When I am not engaging in any of these creative pursuits, I enjoy cycling, playing video games, making simple meals, and diving deep into discussions of history, culture, and language with my husband and my friends.
You can find more of my work over at https://troisnyx.co.uk/
Neille Williams (Australia)
The daughter of jazz pianist Tom Williams, Neille fell in love with music at an early age. After graduating with a Bachelor of Music (Hons) from the Sydney Conservatorium, Neille completed a Masters-level qualification in conducting.
After several years performing around Australia and abroad with notable musicians such as Jon English and Natalie Bassingthwaite, Neille returned to Sydney and then Canberra, where she played with ensembles such as the Canberra Wind Symphony.
During her busy career, Neille has composed and arranged for a variety of ensembles, bands, orchestras and choirs, and in 2021, won both categories of the Australian Women’s Wind Band composition competition. Her concert band piece ‘Charlie Found a Blue Diamond!’ was chosen as a feature piece for the 2023 American Concert Band Festival and she was one of two composers commissioned to write a special work to commemorate the 50th anniversary of Canberra’s Instrumental Music Program. She has also written music for ad campaigns, theatre productions, live art installations as well as short film scores. Neille’s original works have been performed all over the world and have also been featured on ABC radio.
Max Wilson (Scotland)
Max Wilson is a composer and producer with two decades of experience writing for theatre, tv, film and the concert hall. He has written music and sound design for theatre companies including The European Arts Theatre, Hampstead Theatre, The National Youth Theatre, EmpathEyes Theatre and Baraka Theatre. His music has been synced to many television productions and documentaries including Sweet Magnolias (Netflix) BBC Horizon, BBC Natural World, Ghost Whisperer and America's Most Wanted. He has produced for and assisted other songwriters and composers and worked as music technical assistant on film soundtracks.

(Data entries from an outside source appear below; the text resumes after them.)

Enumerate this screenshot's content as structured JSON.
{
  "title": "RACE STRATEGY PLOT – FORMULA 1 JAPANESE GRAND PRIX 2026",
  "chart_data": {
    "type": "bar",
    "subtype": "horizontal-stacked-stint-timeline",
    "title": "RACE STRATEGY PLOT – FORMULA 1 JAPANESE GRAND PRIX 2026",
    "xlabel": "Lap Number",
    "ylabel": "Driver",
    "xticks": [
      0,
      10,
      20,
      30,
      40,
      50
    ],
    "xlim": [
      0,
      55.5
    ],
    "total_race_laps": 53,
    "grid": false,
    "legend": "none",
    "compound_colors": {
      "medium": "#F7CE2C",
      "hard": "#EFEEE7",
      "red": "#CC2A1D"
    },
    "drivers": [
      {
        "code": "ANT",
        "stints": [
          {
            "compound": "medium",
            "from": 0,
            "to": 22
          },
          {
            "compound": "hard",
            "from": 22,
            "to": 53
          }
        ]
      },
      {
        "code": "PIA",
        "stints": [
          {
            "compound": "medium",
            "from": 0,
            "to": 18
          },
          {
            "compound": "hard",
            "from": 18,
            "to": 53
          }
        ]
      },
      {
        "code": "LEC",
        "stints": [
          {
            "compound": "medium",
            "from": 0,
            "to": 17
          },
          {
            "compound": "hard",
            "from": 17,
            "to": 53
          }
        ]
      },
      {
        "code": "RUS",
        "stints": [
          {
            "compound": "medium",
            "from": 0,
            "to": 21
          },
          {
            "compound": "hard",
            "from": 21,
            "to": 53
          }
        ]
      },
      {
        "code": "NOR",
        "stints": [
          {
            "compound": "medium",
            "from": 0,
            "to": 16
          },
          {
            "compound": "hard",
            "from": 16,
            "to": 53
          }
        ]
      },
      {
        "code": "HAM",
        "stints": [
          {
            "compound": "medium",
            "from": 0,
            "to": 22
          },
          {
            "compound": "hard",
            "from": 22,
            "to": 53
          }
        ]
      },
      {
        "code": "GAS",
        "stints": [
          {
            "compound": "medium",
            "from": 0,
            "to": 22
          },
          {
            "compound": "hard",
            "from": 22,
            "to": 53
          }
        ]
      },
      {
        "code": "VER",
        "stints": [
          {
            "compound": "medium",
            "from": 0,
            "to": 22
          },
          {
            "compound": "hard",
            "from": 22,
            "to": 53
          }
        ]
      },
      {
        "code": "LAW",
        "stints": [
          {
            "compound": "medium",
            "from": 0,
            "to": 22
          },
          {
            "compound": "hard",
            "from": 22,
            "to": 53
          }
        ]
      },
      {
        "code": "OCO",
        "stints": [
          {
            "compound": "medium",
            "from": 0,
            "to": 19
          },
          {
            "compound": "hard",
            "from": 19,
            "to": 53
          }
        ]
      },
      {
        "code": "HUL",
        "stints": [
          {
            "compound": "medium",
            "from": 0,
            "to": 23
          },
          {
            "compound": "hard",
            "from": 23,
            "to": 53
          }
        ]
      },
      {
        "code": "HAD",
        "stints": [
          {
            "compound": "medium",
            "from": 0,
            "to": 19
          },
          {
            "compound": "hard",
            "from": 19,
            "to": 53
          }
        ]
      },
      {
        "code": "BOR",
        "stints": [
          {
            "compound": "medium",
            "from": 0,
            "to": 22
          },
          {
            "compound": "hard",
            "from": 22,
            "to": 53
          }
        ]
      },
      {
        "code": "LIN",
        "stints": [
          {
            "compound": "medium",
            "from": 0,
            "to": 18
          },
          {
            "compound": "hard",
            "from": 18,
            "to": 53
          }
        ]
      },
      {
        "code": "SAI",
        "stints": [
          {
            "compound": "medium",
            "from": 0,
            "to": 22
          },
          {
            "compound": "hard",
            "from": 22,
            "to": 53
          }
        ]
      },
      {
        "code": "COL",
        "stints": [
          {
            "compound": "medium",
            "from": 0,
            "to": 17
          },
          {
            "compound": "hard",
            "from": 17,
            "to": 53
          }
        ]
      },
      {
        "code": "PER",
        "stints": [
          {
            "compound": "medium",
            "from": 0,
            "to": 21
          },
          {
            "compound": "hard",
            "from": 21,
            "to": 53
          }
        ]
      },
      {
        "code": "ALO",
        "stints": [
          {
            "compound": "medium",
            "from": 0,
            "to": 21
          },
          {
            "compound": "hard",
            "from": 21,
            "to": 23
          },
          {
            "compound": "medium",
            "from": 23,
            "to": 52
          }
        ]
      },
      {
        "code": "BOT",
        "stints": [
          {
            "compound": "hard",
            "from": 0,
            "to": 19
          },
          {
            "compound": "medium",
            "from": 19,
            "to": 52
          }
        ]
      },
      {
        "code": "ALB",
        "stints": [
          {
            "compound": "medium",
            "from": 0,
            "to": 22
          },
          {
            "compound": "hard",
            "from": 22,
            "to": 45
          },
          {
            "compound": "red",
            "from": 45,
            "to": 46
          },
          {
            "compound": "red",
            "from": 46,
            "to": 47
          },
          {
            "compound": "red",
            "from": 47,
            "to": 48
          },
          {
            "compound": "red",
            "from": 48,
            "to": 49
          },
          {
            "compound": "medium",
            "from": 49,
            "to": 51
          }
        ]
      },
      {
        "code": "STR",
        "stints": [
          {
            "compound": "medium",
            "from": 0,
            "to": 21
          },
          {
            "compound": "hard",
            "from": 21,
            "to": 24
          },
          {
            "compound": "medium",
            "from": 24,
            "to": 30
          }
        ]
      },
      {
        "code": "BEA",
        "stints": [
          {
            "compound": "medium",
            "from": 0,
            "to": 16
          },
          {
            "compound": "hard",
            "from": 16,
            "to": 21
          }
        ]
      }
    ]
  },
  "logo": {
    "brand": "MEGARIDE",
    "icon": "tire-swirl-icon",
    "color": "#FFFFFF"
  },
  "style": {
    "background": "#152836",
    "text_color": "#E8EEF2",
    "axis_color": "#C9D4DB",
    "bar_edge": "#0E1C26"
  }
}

Max won an entrance exhibition to the Royal Academy of Music where he studied with Steve Martland. His classical compositions have been performed at concert platforms including the Huddersfield Festival, London's South Bank Centre, Liverpool's Philharmonic Hall, Edinburgh's Queens Hall, Rotterdam's De Doelen, and Liechtenstein's Kunstmuseum, with commercial recordings and broadcasts across Europe. Max's works have been published by Divine Art Edition and Southern Percussion.
Cornelia Zambila (Romania)
Cornelia Zambila is a composer and performer from Romania currently based in Belgium. Her interests in reaching as many types of audiences as possible and integrating a diversity of music cultures in her work has led her to work extensively with game pieces, interaction-based composing, and interdisciplinary improvisation. She has studied in Bucharest with Doina Rotaru, after which she traveled and studied through The Hague, Reykjavik, Argentina, Turkey, and Belgium, spending a few years as a street musician and dedicating some years to playing for children and elderly people. Currently Cornelia is accompanying storytelling, dance and theater projects via improvising and composing and is organizing her own projects combining early, traditional and contemporary music and is the proud mother of a 4-year-old boy.